Upvote = "LessWrong discussions should have more of this."
Downvote = "LessWrong discussions should have less of this."
That's all. There is nothing more to think about while voting. If you think there should be more things to consider while voting, please explain what and why.
I can imagine a situation where a stupid comment leads to smart discussion. How often? What is the conditional probability that a heavily downvoted comment will have a discussion worth watching? What are the benefits of watching that discussion in Recent Comments? What are the costs of watching an average discussion below a heavily downvoted comment in Recent Comments?

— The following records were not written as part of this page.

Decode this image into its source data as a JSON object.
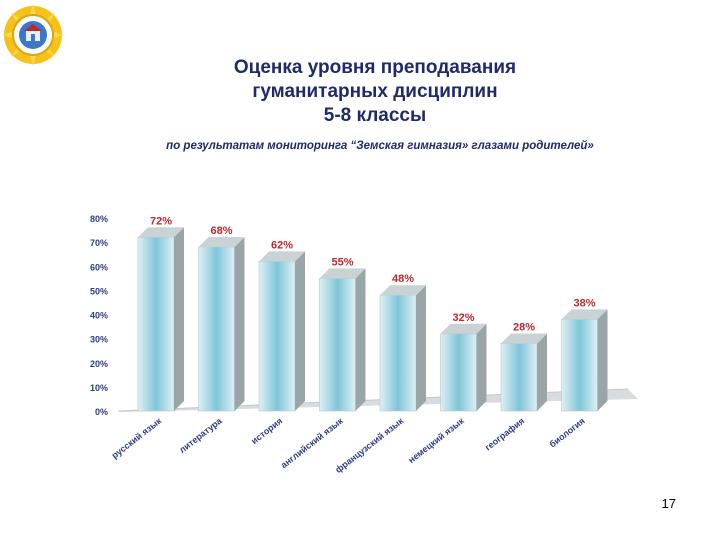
{
  "slide": {
    "title_lines": [
      "Оценка уровня преподавания",
      "гуманитарных дисциплин",
      "5-8 классы"
    ],
    "subtitle": "по результатам  мониторинга “Земская гимназия» глазами родителей»",
    "page_number": "17",
    "logo_icon": "school-emblem-icon"
  },
  "colors": {
    "title": "#1f2a6b",
    "axis_text": "#2c3c84",
    "data_label": "#c0282d",
    "bar_front_edge": "#dfeff4",
    "bar_front_center": "#7fc6d8",
    "bar_side": "#9aa5a8",
    "bar_top": "#c9d2d4",
    "floor": "#d8dcde"
  },
  "chart_data": {
    "type": "bar",
    "categories": [
      "русский язык",
      "литература",
      "история",
      "английский язык",
      "французский язык",
      "немецкий язык",
      "география",
      "биология"
    ],
    "values": [
      72,
      68,
      62,
      55,
      48,
      32,
      28,
      38
    ],
    "data_labels": [
      "72%",
      "68%",
      "62%",
      "55%",
      "48%",
      "32%",
      "28%",
      "38%"
    ],
    "y_ticks": [
      "0%",
      "10%",
      "20%",
      "30%",
      "40%",
      "50%",
      "60%",
      "70%",
      "80%"
    ],
    "ylim": [
      0,
      80
    ],
    "grid": false,
    "legend": "none"
  }
}
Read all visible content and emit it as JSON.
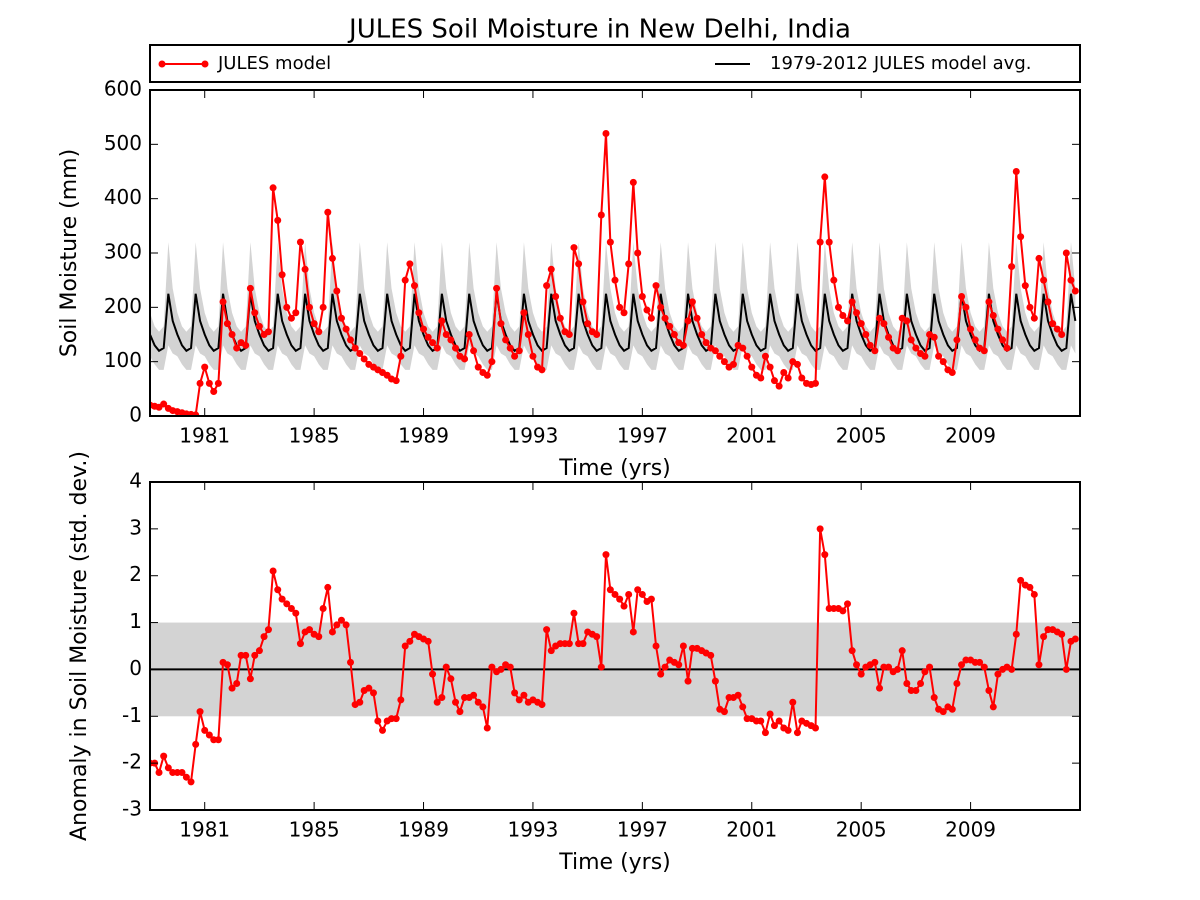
{
  "chart_data": [
    {
      "type": "line",
      "title": "JULES Soil Moisture in New Delhi, India",
      "xlabel": "Time (yrs)",
      "ylabel": "Soil Moisture (mm)",
      "xlim": [
        1979,
        2013
      ],
      "ylim": [
        0,
        600
      ],
      "yticks": [
        0,
        100,
        200,
        300,
        400,
        500,
        600
      ],
      "xticks": [
        1981,
        1985,
        1989,
        1993,
        1997,
        2001,
        2005,
        2009
      ],
      "legend": "top",
      "x": [
        1979,
        1979.17,
        1979.33,
        1979.5,
        1979.67,
        1979.83,
        1980,
        1980.17,
        1980.33,
        1980.5,
        1980.67,
        1980.83,
        1981,
        1981.17,
        1981.33,
        1981.5,
        1981.67,
        1981.83,
        1982,
        1982.17,
        1982.33,
        1982.5,
        1982.67,
        1982.83,
        1983,
        1983.17,
        1983.33,
        1983.5,
        1983.67,
        1983.83,
        1984,
        1984.17,
        1984.33,
        1984.5,
        1984.67,
        1984.83,
        1985,
        1985.17,
        1985.33,
        1985.5,
        1985.67,
        1985.83,
        1986,
        1986.17,
        1986.33,
        1986.5,
        1986.67,
        1986.83,
        1987,
        1987.17,
        1987.33,
        1987.5,
        1987.67,
        1987.83,
        1988,
        1988.17,
        1988.33,
        1988.5,
        1988.67,
        1988.83,
        1989,
        1989.17,
        1989.33,
        1989.5,
        1989.67,
        1989.83,
        1990,
        1990.17,
        1990.33,
        1990.5,
        1990.67,
        1990.83,
        1991,
        1991.17,
        1991.33,
        1991.5,
        1991.67,
        1991.83,
        1992,
        1992.17,
        1992.33,
        1992.5,
        1992.67,
        1992.83,
        1993,
        1993.17,
        1993.33,
        1993.5,
        1993.67,
        1993.83,
        1994,
        1994.17,
        1994.33,
        1994.5,
        1994.67,
        1994.83,
        1995,
        1995.17,
        1995.33,
        1995.5,
        1995.67,
        1995.83,
        1996,
        1996.17,
        1996.33,
        1996.5,
        1996.67,
        1996.83,
        1997,
        1997.17,
        1997.33,
        1997.5,
        1997.67,
        1997.83,
        1998,
        1998.17,
        1998.33,
        1998.5,
        1998.67,
        1998.83,
        1999,
        1999.17,
        1999.33,
        1999.5,
        1999.67,
        1999.83,
        2000,
        2000.17,
        2000.33,
        2000.5,
        2000.67,
        2000.83,
        2001,
        2001.17,
        2001.33,
        2001.5,
        2001.67,
        2001.83,
        2002,
        2002.17,
        2002.33,
        2002.5,
        2002.67,
        2002.83,
        2003,
        2003.17,
        2003.33,
        2003.5,
        2003.67,
        2003.83,
        2004,
        2004.17,
        2004.33,
        2004.5,
        2004.67,
        2004.83,
        2005,
        2005.17,
        2005.33,
        2005.5,
        2005.67,
        2005.83,
        2006,
        2006.17,
        2006.33,
        2006.5,
        2006.67,
        2006.83,
        2007,
        2007.17,
        2007.33,
        2007.5,
        2007.67,
        2007.83,
        2008,
        2008.17,
        2008.33,
        2008.5,
        2008.67,
        2008.83,
        2009,
        2009.17,
        2009.33,
        2009.5,
        2009.67,
        2009.83,
        2010,
        2010.17,
        2010.33,
        2010.5,
        2010.67,
        2010.83,
        2011,
        2011.17,
        2011.33,
        2011.5,
        2011.67,
        2011.83,
        2012,
        2012.17,
        2012.33,
        2012.5,
        2012.67,
        2012.83
      ],
      "series": [
        {
          "name": "JULES model",
          "color": "#ff0000",
          "values": [
            20,
            18,
            16,
            22,
            14,
            10,
            8,
            6,
            4,
            3,
            2,
            60,
            90,
            60,
            45,
            60,
            210,
            170,
            150,
            125,
            135,
            130,
            235,
            190,
            165,
            150,
            155,
            420,
            360,
            260,
            200,
            180,
            190,
            320,
            270,
            200,
            170,
            155,
            200,
            375,
            290,
            230,
            180,
            160,
            140,
            125,
            115,
            105,
            95,
            90,
            85,
            80,
            75,
            68,
            65,
            110,
            250,
            280,
            240,
            190,
            160,
            145,
            135,
            125,
            175,
            150,
            140,
            125,
            110,
            105,
            150,
            120,
            90,
            80,
            75,
            100,
            235,
            170,
            140,
            125,
            110,
            120,
            190,
            150,
            110,
            90,
            85,
            240,
            270,
            220,
            180,
            155,
            150,
            310,
            280,
            210,
            170,
            155,
            150,
            370,
            520,
            320,
            250,
            200,
            190,
            280,
            430,
            300,
            220,
            195,
            180,
            240,
            200,
            180,
            165,
            150,
            135,
            130,
            175,
            210,
            180,
            150,
            135,
            125,
            120,
            110,
            100,
            90,
            95,
            130,
            125,
            110,
            90,
            75,
            70,
            110,
            90,
            65,
            55,
            80,
            70,
            100,
            95,
            70,
            60,
            58,
            60,
            320,
            440,
            320,
            250,
            200,
            185,
            175,
            210,
            190,
            170,
            150,
            130,
            120,
            180,
            170,
            145,
            125,
            120,
            180,
            175,
            140,
            125,
            115,
            110,
            150,
            145,
            110,
            100,
            85,
            80,
            140,
            220,
            200,
            160,
            140,
            125,
            120,
            210,
            185,
            160,
            140,
            125,
            275,
            450,
            330,
            240,
            200,
            180,
            290,
            250,
            210,
            170,
            160,
            150,
            300,
            250,
            230
          ]
        }
      ],
      "climatology": {
        "name": "1979-2012 JULES model avg.",
        "color": "#000000",
        "band_color": "#d3d3d3",
        "values": [
          150,
          130,
          120,
          125,
          225,
          175
        ],
        "std": [
          40,
          35,
          35,
          40,
          95,
          60
        ]
      }
    },
    {
      "type": "line",
      "xlabel": "Time (yrs)",
      "ylabel": "Anomaly in Soil Moisture (std. dev.)",
      "xlim": [
        1979,
        2013
      ],
      "ylim": [
        -3,
        4
      ],
      "yticks": [
        -3,
        -2,
        -1,
        0,
        1,
        2,
        3,
        4
      ],
      "xticks": [
        1981,
        1985,
        1989,
        1993,
        1997,
        2001,
        2005,
        2009
      ],
      "band": [
        -1,
        1
      ],
      "band_color": "#d3d3d3",
      "hline": 0,
      "x": [
        1979,
        1979.17,
        1979.33,
        1979.5,
        1979.67,
        1979.83,
        1980,
        1980.17,
        1980.33,
        1980.5,
        1980.67,
        1980.83,
        1981,
        1981.17,
        1981.33,
        1981.5,
        1981.67,
        1981.83,
        1982,
        1982.17,
        1982.33,
        1982.5,
        1982.67,
        1982.83,
        1983,
        1983.17,
        1983.33,
        1983.5,
        1983.67,
        1983.83,
        1984,
        1984.17,
        1984.33,
        1984.5,
        1984.67,
        1984.83,
        1985,
        1985.17,
        1985.33,
        1985.5,
        1985.67,
        1985.83,
        1986,
        1986.17,
        1986.33,
        1986.5,
        1986.67,
        1986.83,
        1987,
        1987.17,
        1987.33,
        1987.5,
        1987.67,
        1987.83,
        1988,
        1988.17,
        1988.33,
        1988.5,
        1988.67,
        1988.83,
        1989,
        1989.17,
        1989.33,
        1989.5,
        1989.67,
        1989.83,
        1990,
        1990.17,
        1990.33,
        1990.5,
        1990.67,
        1990.83,
        1991,
        1991.17,
        1991.33,
        1991.5,
        1991.67,
        1991.83,
        1992,
        1992.17,
        1992.33,
        1992.5,
        1992.67,
        1992.83,
        1993,
        1993.17,
        1993.33,
        1993.5,
        1993.67,
        1993.83,
        1994,
        1994.17,
        1994.33,
        1994.5,
        1994.67,
        1994.83,
        1995,
        1995.17,
        1995.33,
        1995.5,
        1995.67,
        1995.83,
        1996,
        1996.17,
        1996.33,
        1996.5,
        1996.67,
        1996.83,
        1997,
        1997.17,
        1997.33,
        1997.5,
        1997.67,
        1997.83,
        1998,
        1998.17,
        1998.33,
        1998.5,
        1998.67,
        1998.83,
        1999,
        1999.17,
        1999.33,
        1999.5,
        1999.67,
        1999.83,
        2000,
        2000.17,
        2000.33,
        2000.5,
        2000.67,
        2000.83,
        2001,
        2001.17,
        2001.33,
        2001.5,
        2001.67,
        2001.83,
        2002,
        2002.17,
        2002.33,
        2002.5,
        2002.67,
        2002.83,
        2003,
        2003.17,
        2003.33,
        2003.5,
        2003.67,
        2003.83,
        2004,
        2004.17,
        2004.33,
        2004.5,
        2004.67,
        2004.83,
        2005,
        2005.17,
        2005.33,
        2005.5,
        2005.67,
        2005.83,
        2006,
        2006.17,
        2006.33,
        2006.5,
        2006.67,
        2006.83,
        2007,
        2007.17,
        2007.33,
        2007.5,
        2007.67,
        2007.83,
        2008,
        2008.17,
        2008.33,
        2008.5,
        2008.67,
        2008.83,
        2009,
        2009.17,
        2009.33,
        2009.5,
        2009.67,
        2009.83,
        2010,
        2010.17,
        2010.33,
        2010.5,
        2010.67,
        2010.83,
        2011,
        2011.17,
        2011.33,
        2011.5,
        2011.67,
        2011.83,
        2012,
        2012.17,
        2012.33,
        2012.5,
        2012.67,
        2012.83
      ],
      "series": [
        {
          "color": "#ff0000",
          "values": [
            -2.0,
            -2.0,
            -2.2,
            -1.85,
            -2.1,
            -2.2,
            -2.2,
            -2.2,
            -2.3,
            -2.4,
            -1.6,
            -0.9,
            -1.3,
            -1.4,
            -1.5,
            -1.5,
            0.15,
            0.1,
            -0.4,
            -0.3,
            0.3,
            0.3,
            -0.2,
            0.3,
            0.4,
            0.7,
            0.85,
            2.1,
            1.7,
            1.5,
            1.4,
            1.3,
            1.2,
            0.55,
            0.8,
            0.85,
            0.75,
            0.7,
            1.3,
            1.75,
            0.8,
            0.95,
            1.05,
            0.95,
            0.15,
            -0.75,
            -0.7,
            -0.45,
            -0.4,
            -0.5,
            -1.1,
            -1.3,
            -1.1,
            -1.05,
            -1.05,
            -0.65,
            0.5,
            0.6,
            0.75,
            0.7,
            0.65,
            0.6,
            -0.1,
            -0.7,
            -0.6,
            0.05,
            -0.2,
            -0.7,
            -0.9,
            -0.6,
            -0.6,
            -0.55,
            -0.7,
            -0.8,
            -1.25,
            0.05,
            -0.05,
            0.0,
            0.1,
            0.05,
            -0.5,
            -0.65,
            -0.55,
            -0.7,
            -0.65,
            -0.7,
            -0.75,
            0.85,
            0.4,
            0.5,
            0.55,
            0.55,
            0.55,
            1.2,
            0.55,
            0.55,
            0.8,
            0.75,
            0.7,
            0.05,
            2.45,
            1.7,
            1.6,
            1.5,
            1.35,
            1.6,
            0.8,
            1.7,
            1.6,
            1.45,
            1.5,
            0.5,
            -0.1,
            0.05,
            0.2,
            0.15,
            0.1,
            0.5,
            -0.25,
            0.45,
            0.45,
            0.4,
            0.35,
            0.3,
            -0.25,
            -0.85,
            -0.9,
            -0.6,
            -0.6,
            -0.55,
            -0.8,
            -1.05,
            -1.05,
            -1.1,
            -1.1,
            -1.35,
            -0.95,
            -1.2,
            -1.1,
            -1.25,
            -1.3,
            -0.7,
            -1.35,
            -1.1,
            -1.15,
            -1.2,
            -1.25,
            3.0,
            2.45,
            1.3,
            1.3,
            1.3,
            1.25,
            1.4,
            0.4,
            0.1,
            -0.1,
            0.05,
            0.1,
            0.15,
            -0.4,
            0.05,
            0.05,
            -0.05,
            0.0,
            0.4,
            -0.3,
            -0.45,
            -0.45,
            -0.3,
            -0.05,
            0.05,
            -0.6,
            -0.85,
            -0.9,
            -0.8,
            -0.85,
            -0.3,
            0.1,
            0.2,
            0.2,
            0.15,
            0.15,
            0.05,
            -0.45,
            -0.8,
            -0.1,
            0.0,
            0.05,
            0.0,
            0.75,
            1.9,
            1.8,
            1.75,
            1.6,
            0.1,
            0.7,
            0.85,
            0.85,
            0.8,
            0.75,
            0.0,
            0.6,
            0.65
          ]
        }
      ]
    }
  ]
}
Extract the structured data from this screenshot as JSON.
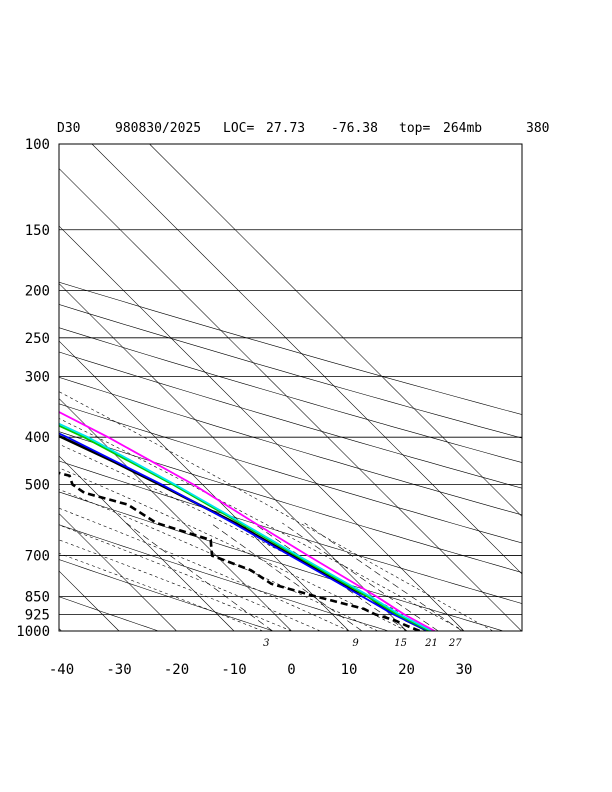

I certainly support the heuristic: Upvote = "LessWrong discussions should have more of this." In fact, I've been advocating it for long enough that when I first advocating that interpretation it provoked controversy in as much as some considered it too cynical compared to more pure ideals along the lines of votes being obliged to mean "the point in this comment is rationally coherent". That said, it isn't quite the only consideration that it is reasonable to take in to account and I apply both of the heuristics mentioned above from time to time.
That's why I think upvotes and downvotes should be shown separately: that way it'd be clear whether +40 means +41 -1 or +140 -100.
Replies are not necessarily as good or worse than their parents. A lot of the Sequences on this site might be construed as "replies" to more mainstream statistics, philosophy, or science, and yet I would certainly hope that the Sequence entries would get more upvotes than their parents.